Tribunal Administratif de Nantes — Décision N° TA44-2205361

vendredi 9 juin 2023

JuridictionTribunal Administratif de Nantes
SectionTribunal Administratif de Nantes
N° DossierTA44-2205361
TypeDécision
RecoursExcès de pouvoir
PublicationC
Formation4ème Chambre
Avocat requérantDAHANI

Texte intégral

Vu la procédure suivante :

Par une requête enregistrée le 27 avril 2022, Mme F B épouse A C, représentée par Me Dahani, demande au tribunal :

1°) d'annuler l'arrêté du 24 janvier 2022 par lequel le préfet de la Loire-Atlantique a refusé de lui délivrer un titre de séjour, lui a fait obligation de quitter le territoire français dans un délai de trente jours et a fixé le pays à destination duquel elle pourra être reconduite d'office lorsque le délai sera expiré ;

2°) d'enjoindre au préfet de la Loire-Atlantique de lui délivrer le titre de séjour sollicité, dans un délai de quinze jours à compter de la notification du jugement à intervenir, sous astreinte de 50 euros par jour de retard ou, à défaut, de procéder au réexamen de sa demande, dans les mêmes conditions de délai et d'astreinte et, en tout état de cause, de la munir dans cette attente d'une autorisation provisoire de séjour l'autorisant à travailler dans un délai de quinze jours à compter de la notification du jugement à intervenir, sous astreinte de 100 euros par jour de retard ;

3°) de mettre à la charge de l'Etat la somme de 1 500 euros au profit de son conseil qui renoncera, dans cette hypothèse, à percevoir la somme correspondant à la part contributive de l'Etat au titre de l'aide juridictionnelle en application des articles 37 de la loi du 10 juillet 1991 et L. 761-1 du code de justice administrative.

Elle soutient que :

S'agissant du moyen commun aux décisions attaquées :

- il n'est pas établi que l'arrêté attaqué a été signé par une autorité compétente ;

S'agissant de la décision portant refus de titre de séjour :

- elle est entachée d'une erreur manifeste d'appréciation au regard des dispositions de l'article L. 424-3 du code de l'entrée et du séjour des étrangers et du droit d'asile dès lors qu'elle établit l'existence d'une communauté de vie réelle et sérieuse avec son époux ;

- elle est entachée d'une erreur manifeste d'appréciation de ses conséquences sur sa situation personnelle et familiale et méconnaît les stipulations de l'article 8 de la convention européenne de sauvegarde des droits de l'homme et des libertés fondamentales ;

S'agissant de la décision portant obligation de quitter le territoire français :

- l'illégalité de la décision portant refus de titre de séjour la prive de base légale ;

- elle méconnaît les stipulations de l'article 8 de la convention européenne de sauvegarde des droits de l'homme et des libertés fondamentales et est entachée d'une erreur manifeste d'appréciation de ses conséquences sur sa situation personnelle et familiale ;

S'agissant de la décision fixant le pays de destination :

- l'illégalité des décisions portant refus de titre de séjour et obligation de quitter le territoire français la prive de base légale.
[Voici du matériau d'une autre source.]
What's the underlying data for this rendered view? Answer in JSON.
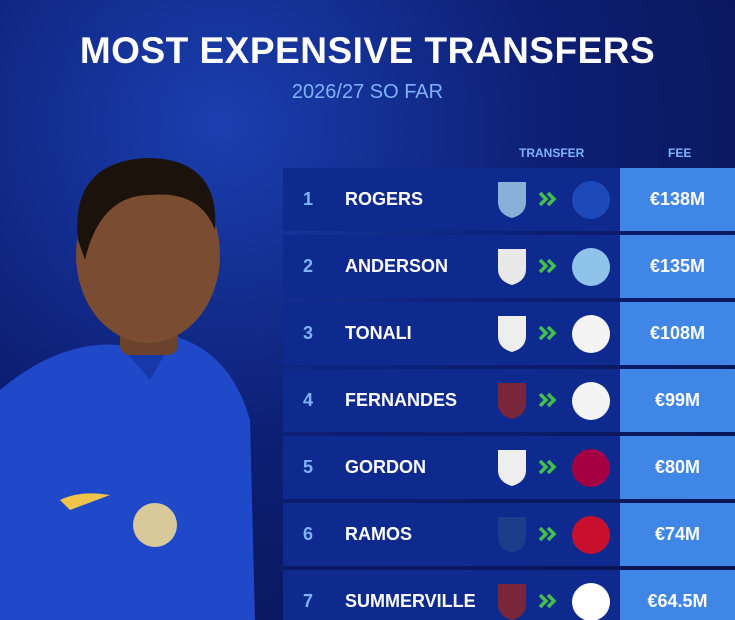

Par un mémoire en défense enregistré le 12 avril 2023, le préfet de la Loire-Atlantique conclut au rejet de la requête.

Il fait valoir qu'aucun des moyens soulevés par la requérante n'est fondé.

Mme B épouse A C a été admise à l'aide juridictionnelle totale par une décision du 28 mars 2022.
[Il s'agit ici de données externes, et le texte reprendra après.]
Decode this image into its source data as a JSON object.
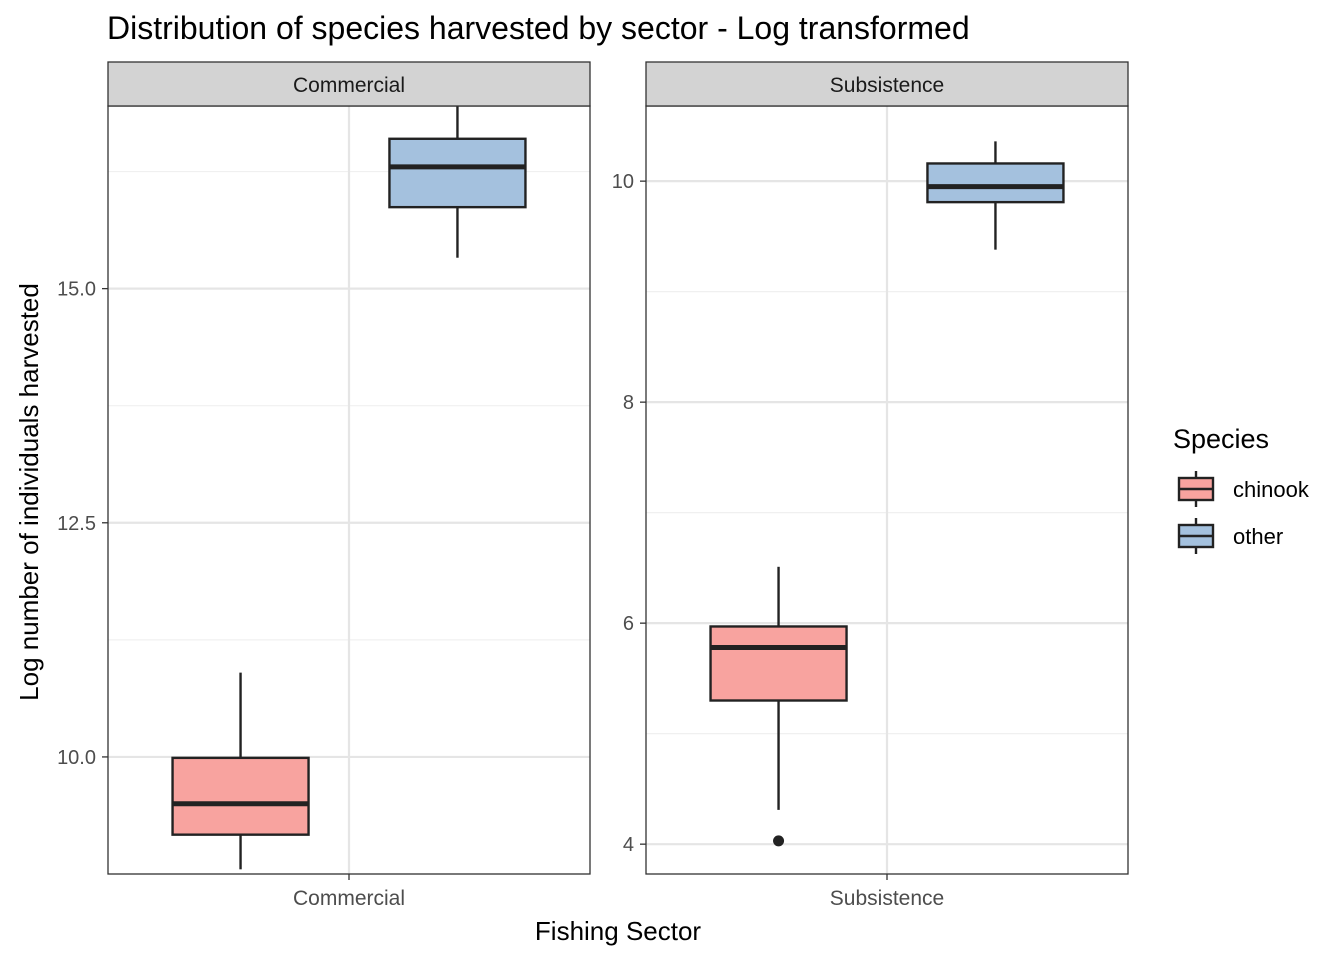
{
  "title": "Distribution of species harvested by sector - Log transformed",
  "x_axis_label": "Fishing Sector",
  "y_axis_label": "Log number of individuals harvested",
  "legend": {
    "title": "Species",
    "position": "right",
    "items": [
      {
        "label": "chinook",
        "color": "#F8A39F"
      },
      {
        "label": "other",
        "color": "#A4C1DE"
      }
    ]
  },
  "colors": {
    "chinook": "#F8A39F",
    "other": "#A4C1DE",
    "box_stroke": "#222222",
    "strip_fill": "#D3D3D3",
    "grid_major": "#E5E5E5",
    "grid_minor": "#F0F0F0"
  },
  "chart_data": [
    {
      "type": "box",
      "facet": "Commercial",
      "category": "Commercial",
      "ylim": [
        8.75,
        16.95
      ],
      "yticks": [
        10.0,
        12.5,
        15.0
      ],
      "ytick_labels": [
        "10.0",
        "12.5",
        "15.0"
      ],
      "minor_yticks": [
        8.75,
        11.25,
        13.75,
        16.25
      ],
      "grid": true,
      "series": [
        {
          "name": "chinook",
          "whisker_low": 8.8,
          "q1": 9.17,
          "median": 9.5,
          "q3": 9.99,
          "whisker_high": 10.9,
          "outliers": []
        },
        {
          "name": "other",
          "whisker_low": 15.33,
          "q1": 15.87,
          "median": 16.3,
          "q3": 16.6,
          "whisker_high": 17.05,
          "outliers": []
        }
      ]
    },
    {
      "type": "box",
      "facet": "Subsistence",
      "category": "Subsistence",
      "ylim": [
        3.73,
        10.68
      ],
      "yticks": [
        4,
        6,
        8,
        10
      ],
      "ytick_labels": [
        "4",
        "6",
        "8",
        "10"
      ],
      "minor_yticks": [
        5,
        7,
        9
      ],
      "grid": true,
      "series": [
        {
          "name": "chinook",
          "whisker_low": 4.31,
          "q1": 5.3,
          "median": 5.78,
          "q3": 5.97,
          "whisker_high": 6.51,
          "outliers": [
            4.03
          ]
        },
        {
          "name": "other",
          "whisker_low": 9.38,
          "q1": 9.81,
          "median": 9.95,
          "q3": 10.16,
          "whisker_high": 10.36,
          "outliers": []
        }
      ]
    }
  ]
}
Vu les autres pièces du dossier.

Vu :

- la convention européenne de sauvegarde des droits de l'homme et des libertés fondamentales ;

- le code de l'entrée et du séjour des étrangers et du droit d'asile ;

- la loi n° 91-647 du 10 juillet 1991 et son décret d'application n° 2020-1717 du 28 décembre 2020 ;

- le code de justice administrative.

Le président de la formation de jugement a dispensé le rapporteur public, sur sa proposition, de prononcer des conclusions à l'audience.

Les parties ont été régulièrement averties du jour de l'audience.

Le rapport de Mme Thierry a été entendu au cours de l'audience publique.

Considérant ce qui suit :

1. Mme F B épouse A C, ressortissante américaine née le 1er janvier 1984, est entrée régulièrement en France le 6 septembre 2020, munie de son passeport. Par courrier du 22 septembre 2022, elle a sollicité du préfet de la Loire-Atlantique la délivrance d'un titre de séjour sur le fondement des dispositions du 2° de l'article L. 424-3 du code de l'entrée et du séjour des étrangers et du droit d'asile. Sa demande a été rejetée par un arrêté du 24 janvier 2022 portant en outre obligation de quitter le territoire français dans un délai de trente jours et fixant le pays à destination duquel elle pourra être reconduite d'office lorsque le délai sera expiré. Mme B épouse A C demande au tribunal d'annuler cet arrêté.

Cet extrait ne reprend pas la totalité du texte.